On Saturday, U.S. Special Counsel John Durham revealed in his probe’s latest filing the Clinton campaign hired tech workers to spy on then-businessman Donald Trump both during and after the 2016 election to frame the GOP president as a Kremlin agent. The narrative concocted by Democrats and adopted by deep-state actors in the Obama administration would eventually cement among the left-wing base and undermine the first years of the Trump presidency with the help of a complicit media.

According to Durham’s filing in the criminal case of Michael Sussmann, a Clinton campaign attorney indicted in September on charges of lying to federal officials, the defendant and Rodney Joffe contracted tech researchers at Georgia Tech “to mine Internet data to establish ‘an inference’ and ‘narrative’ tying then-candidate Trump to Russia.” The assignment aimed “to please certain ‘VIPs’ at the Clinton campaign and Sussmann’s law firm, Perkins Coie. Targets of surveillance included an unnamed health care provider, Trump Tower, Trump’s Central Park West apartment building, and the Oval Office.”

The data, Durham alleged, was then manipulated and turned over to the CIA to frame Trump and the president’s associates with engaging in suspicious activity on Russian cell phones.

The revelations are earthshattering. Clinton campaign operatives colluded with government officials to subvert the will of the American voter through made-up narratives hoping to provoke impeachment.

One can easily imagine the consequences had Trump engaged in such conduct.
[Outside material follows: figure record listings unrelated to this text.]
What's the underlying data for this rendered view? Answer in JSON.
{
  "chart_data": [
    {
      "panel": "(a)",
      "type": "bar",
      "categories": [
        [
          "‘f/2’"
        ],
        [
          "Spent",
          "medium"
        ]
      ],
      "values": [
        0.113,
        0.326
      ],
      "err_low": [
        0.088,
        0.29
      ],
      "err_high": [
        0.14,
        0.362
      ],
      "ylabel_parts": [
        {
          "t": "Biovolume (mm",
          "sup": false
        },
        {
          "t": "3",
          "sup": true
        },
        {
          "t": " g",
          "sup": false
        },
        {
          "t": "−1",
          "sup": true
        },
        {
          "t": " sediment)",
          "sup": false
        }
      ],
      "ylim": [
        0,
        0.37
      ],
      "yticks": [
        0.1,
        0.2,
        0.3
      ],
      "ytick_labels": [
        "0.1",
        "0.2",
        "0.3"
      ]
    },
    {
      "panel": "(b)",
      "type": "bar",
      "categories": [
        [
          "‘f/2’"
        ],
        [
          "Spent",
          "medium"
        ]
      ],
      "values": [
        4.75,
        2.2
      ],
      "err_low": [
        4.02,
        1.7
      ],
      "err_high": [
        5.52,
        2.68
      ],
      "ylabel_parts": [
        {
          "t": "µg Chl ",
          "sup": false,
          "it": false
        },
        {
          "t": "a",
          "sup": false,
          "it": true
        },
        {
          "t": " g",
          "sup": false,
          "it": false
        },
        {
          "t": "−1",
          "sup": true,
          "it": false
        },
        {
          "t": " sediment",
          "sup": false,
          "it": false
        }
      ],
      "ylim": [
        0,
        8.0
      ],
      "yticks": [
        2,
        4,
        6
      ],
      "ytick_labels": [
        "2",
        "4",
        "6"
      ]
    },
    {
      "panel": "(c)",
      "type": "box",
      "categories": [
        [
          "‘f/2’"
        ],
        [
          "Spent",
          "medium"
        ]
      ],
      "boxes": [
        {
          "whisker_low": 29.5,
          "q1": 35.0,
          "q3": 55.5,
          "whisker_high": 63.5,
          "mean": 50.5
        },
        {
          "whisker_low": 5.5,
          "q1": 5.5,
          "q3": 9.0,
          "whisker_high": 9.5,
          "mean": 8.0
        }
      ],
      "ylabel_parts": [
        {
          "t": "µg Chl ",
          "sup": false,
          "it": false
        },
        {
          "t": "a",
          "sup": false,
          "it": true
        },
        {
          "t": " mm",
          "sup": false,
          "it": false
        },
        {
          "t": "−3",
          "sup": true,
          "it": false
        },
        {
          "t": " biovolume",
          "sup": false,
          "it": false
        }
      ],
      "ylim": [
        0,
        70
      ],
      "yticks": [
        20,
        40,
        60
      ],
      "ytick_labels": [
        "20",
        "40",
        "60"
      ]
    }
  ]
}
The former president would likely be impeached by the same Democrat Congress which already passed a snap impeachment of the outgoing commander-in-chief over a two-hour riot that Trump condemned.

Clinton’s political operatives didn’t just spy on low-level political opponents, as President Richard Nixon’s deputies did in the 1970s. The Clinton campaign successfully harvested data from its rivals, weaponized it with deep-state actors, and continued espionage operations well after the election to undermine the Trump presidency. Clinton came far closer to overthrowing the integrity of American democracy than the horde of Antifa LARPers did on January 6.

The Clinton Spygate saga is disqualifying. After Nixon’s imminent impeachment led the president to preemptively resign in 1974 over the surveillance of junior Democratic National Committee employees, it’s inconceivable a candidate who took modern wiretapping operations even farther would be sworn into the very office from which Nixon was rightfully purged.

While none of Durham’s filings have directly implicated Clinton to date, they raise questions about the former secretary of state’s involvement, questions the American people deserve answers to before she mounts another run for any high office.